643. That there is an imputation of good and of evil, which is the imputation meant, wheresoever it is mentioned in the Word, appears from innumerable passages, which indeed have been already in part adduced; but to satisfy every one that there exists no other imputation, some further quotations from the Word shall be given: "The Son of Man shall come, and then shall He reward every man according to his works," Matt. xvi. 27: "They who have done good shall go forth to the resurrection of life, but they who have done evil to the resurrection of judgment,” John v. 29: "A book was opened, which is the Book of Life, and all were judged according to their works," Rev. xx. 12, 13: "Behold I come quickly, and My reward is with Me, to give every man according as his work shall be," Rev. xxii. 12: "And I will punish them for their ways, and reward them for their doings," Hosea iv. 9, Zech. i. 6, Jer. xxv. 14, xxxii. 19:
"God in the day of His wrath and righteous judgment, will render to every man according to his deeds," Rom. ii. 5, 6: "We must all appear before the judgment-seat of Christ, that every one may receive the things done in the body, according to that he hath done, whether it be good or bad," 2 Cor. v. 10. There was no other law of imputation at the beginning of the church, nor will there be any other at the end.
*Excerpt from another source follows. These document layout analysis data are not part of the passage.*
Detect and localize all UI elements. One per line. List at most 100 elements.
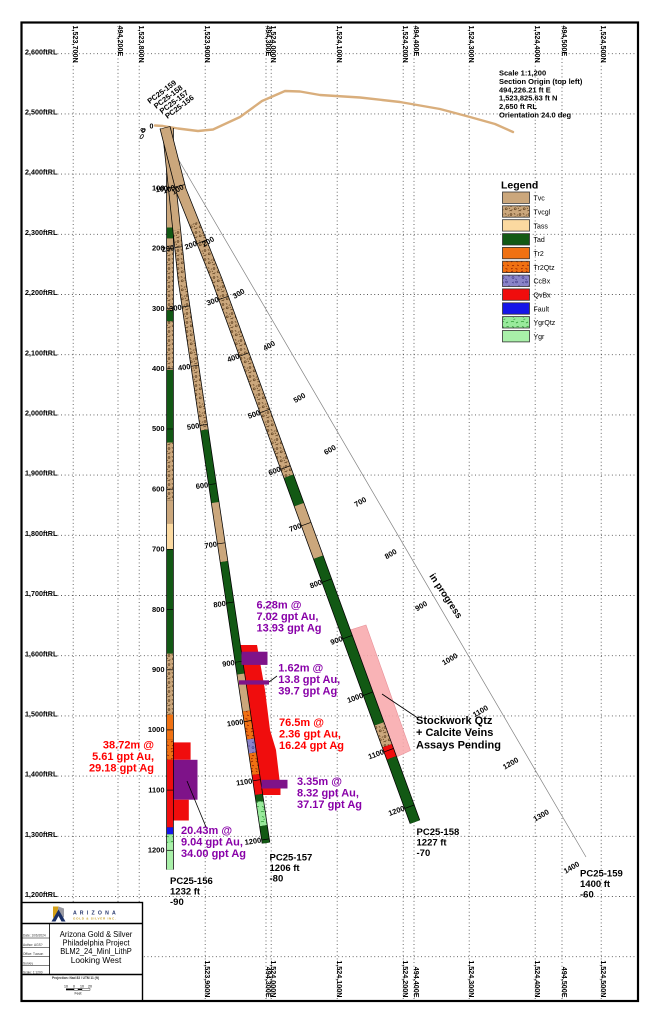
svg-text:1,400ftRL: 1,400ftRL [25,770,58,779]
svg-text:Legend: Legend [501,180,538,192]
svg-text:13.93 gpt Ag: 13.93 gpt Ag [257,623,322,635]
svg-text:500: 500 [152,424,165,433]
svg-text:300: 300 [169,303,183,314]
svg-text:Tr2Qtz: Tr2Qtz [534,265,556,272]
svg-text:BLM2_24_Minl_LithP: BLM2_24_Minl_LithP [60,946,132,956]
svg-text:900: 900 [329,634,344,647]
svg-text:29.18 gpt Ag: 29.18 gpt Ag [89,763,154,775]
svg-text:Scale: 1:1200: Scale: 1:1200 [23,971,43,975]
svg-text:1,200ftRL: 1,200ftRL [25,890,58,899]
svg-text:900: 900 [152,665,165,674]
svg-text:Stockwork Qtz: Stockwork Qtz [416,715,493,727]
svg-text:300: 300 [205,295,220,308]
svg-text:600: 600 [152,484,165,493]
svg-text:39.7 gpt Ag: 39.7 gpt Ag [278,686,337,698]
svg-text:1,523,800N: 1,523,800N [137,26,146,63]
svg-text:600: 600 [195,480,209,491]
svg-text:-90: -90 [170,897,184,908]
svg-text:1,524,500N: 1,524,500N [599,960,608,997]
svg-text:2,600ftRL: 2,600ftRL [25,47,58,56]
svg-text:1100: 1100 [148,785,164,794]
svg-text:800: 800 [152,605,165,614]
svg-text:494,300E: 494,300E [264,26,273,57]
svg-text:500: 500 [247,408,262,421]
svg-text:PC25-159: PC25-159 [580,869,623,880]
svg-text:1,524,400N: 1,524,400N [533,26,542,63]
svg-text:Section Origin (top left): Section Origin (top left) [499,77,583,86]
svg-text:494,400E: 494,400E [412,967,421,998]
svg-text:800: 800 [308,578,323,591]
svg-text:700: 700 [204,540,218,551]
svg-text:Arizona Gold & Silver: Arizona Gold & Silver [60,929,133,939]
svg-text:Author: AGS?: Author: AGS? [23,943,43,947]
svg-text:1,524,300N: 1,524,300N [467,26,476,63]
svg-text:7.02 gpt Au,: 7.02 gpt Au, [257,611,319,623]
svg-text:494,400E: 494,400E [412,26,421,57]
svg-text:1,524,400N: 1,524,400N [533,960,542,997]
svg-text:200: 200 [152,244,165,253]
svg-text:Orientation 24.0 deg: Orientation 24.0 deg [499,111,572,120]
svg-text:CcBx: CcBx [534,279,551,286]
svg-text:2,650 ft RL: 2,650 ft RL [499,102,537,111]
svg-text:1,524,100N: 1,524,100N [335,26,344,63]
svg-text:1,523,900N: 1,523,900N [203,26,212,63]
svg-text:1,524,500N: 1,524,500N [599,26,608,63]
svg-text:2,300ftRL: 2,300ftRL [25,228,58,237]
svg-text:0: 0 [150,124,154,131]
svg-text:5.61 gpt Au,: 5.61 gpt Au, [92,751,154,763]
svg-text:300: 300 [152,304,165,313]
svg-text:Assays Pending: Assays Pending [416,739,501,751]
svg-text:700: 700 [152,545,165,554]
svg-text:900: 900 [222,658,236,669]
svg-text:1000: 1000 [148,725,165,734]
svg-text:10: 10 [80,985,84,989]
svg-text:1100: 1100 [236,776,253,787]
svg-text:1200: 1200 [148,846,165,855]
svg-text:3.35m @: 3.35m @ [297,776,342,788]
svg-text:800: 800 [213,599,227,610]
svg-text:600: 600 [267,465,282,478]
svg-text:100: 100 [155,184,169,195]
svg-text:A R I Z O N A: A R I Z O N A [73,911,117,917]
svg-text:2.36 gpt Au,: 2.36 gpt Au, [279,729,341,741]
svg-text:400: 400 [152,364,165,373]
svg-text:Date: 10/6/2024: Date: 10/6/2024 [23,934,46,938]
svg-text:1,523,825.63 ft N: 1,523,825.63 ft N [499,94,557,103]
svg-text:37.17 gpt Ag: 37.17 gpt Ag [297,799,362,811]
svg-text:1,300ftRL: 1,300ftRL [25,830,58,839]
svg-text:20: 20 [88,985,92,989]
svg-text:2,100ftRL: 2,100ftRL [25,348,58,357]
svg-text:Tr2: Tr2 [534,251,544,258]
svg-text:1,900ftRL: 1,900ftRL [25,469,58,478]
svg-text:8.32 gpt Au,: 8.32 gpt Au, [297,787,359,799]
svg-text:20.43m @: 20.43m @ [181,825,232,837]
svg-text:1000: 1000 [226,717,244,728]
svg-text:2,400ftRL: 2,400ftRL [25,168,58,177]
svg-text:Office: Tucson: Office: Tucson [23,952,44,956]
svg-text:0: 0 [140,127,148,134]
svg-text:100: 100 [162,183,177,196]
svg-text:500: 500 [186,421,200,432]
svg-text:2,200ftRL: 2,200ftRL [25,288,58,297]
svg-text:Fault: Fault [534,306,550,313]
svg-text:34.00 gpt Ag: 34.00 gpt Ag [181,848,246,860]
svg-text:1,524,200N: 1,524,200N [401,960,410,997]
svg-text:Tass: Tass [534,223,549,230]
svg-text:Tad: Tad [534,237,545,244]
svg-text:494,300E: 494,300E [264,967,273,998]
svg-text:1,523,900N: 1,523,900N [203,960,212,997]
svg-text:Philadelphia Project: Philadelphia Project [63,938,131,948]
svg-text:494,500E: 494,500E [560,26,569,57]
svg-text:2,500ftRL: 2,500ftRL [25,108,58,117]
svg-text:1200: 1200 [244,836,262,847]
svg-text:Survey: Survey [23,961,33,965]
svg-text:1,523,700N: 1,523,700N [71,26,80,63]
svg-text:Scale 1:1,200: Scale 1:1,200 [499,69,546,78]
svg-text:-70: -70 [417,848,431,859]
svg-text:-60: -60 [580,890,594,901]
svg-text:1,524,200N: 1,524,200N [401,26,410,63]
svg-text:1,524,000N: 1,524,000N [269,960,278,997]
svg-text:100: 100 [152,183,165,192]
svg-text:200: 200 [183,239,198,252]
svg-text:1232 ft: 1232 ft [170,887,201,898]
That there was no other at the beginning of the church, is plain from the case of Adam and his wife, that they were condemned because they committed evil in eating of the tree of the knowledge of good and evil, Gen. ii. and iii.—and that there will be no other at the end of the church, is plain from these words of the Lord: "When the Son of Man shall come in the glory of His Father, then shall He sit on the throne of His glory, and shall say to the sheep on His right hand, Come, ye blessed, receive the kingdom prepared for you from the foundation of the world; for I was an hungered, and ye gave Me to cat; I was thirsty, and ye gave Me to drink; I was a stranger, and ye took Me in; naked, and ye clothed Me; I was sick, and ye visited Me; I was in prison, and ye came unlo Me:" but to the goats on His left hand, because they never practised what was good, He will say, "Depart from Me, ye cursed, into everlasting fire, prepared for the devil and his angels," Matt. xxv. 33, &c. Hence every one may see with open eyes, that there is an imputation of good and of evil. The reason why there is also an imputation of faith, is, because charity, which hath relation to what is good, and faith which hath relation to what is true, are united in good works, for unless they be united therein, the works are not good, as may be seen above, n. 373 to 377; wherefore James saith, "Was not Abraham our Father justified by works, when he offered Isaac his son upon the altar? seest thou not that faith co-operated with his works, and by works was faith made perfect, and the Scripture was fulfilled which saith, Abraham believed God, and it was imputed unto him for righteousness," chap. ii. 21, 22, 23.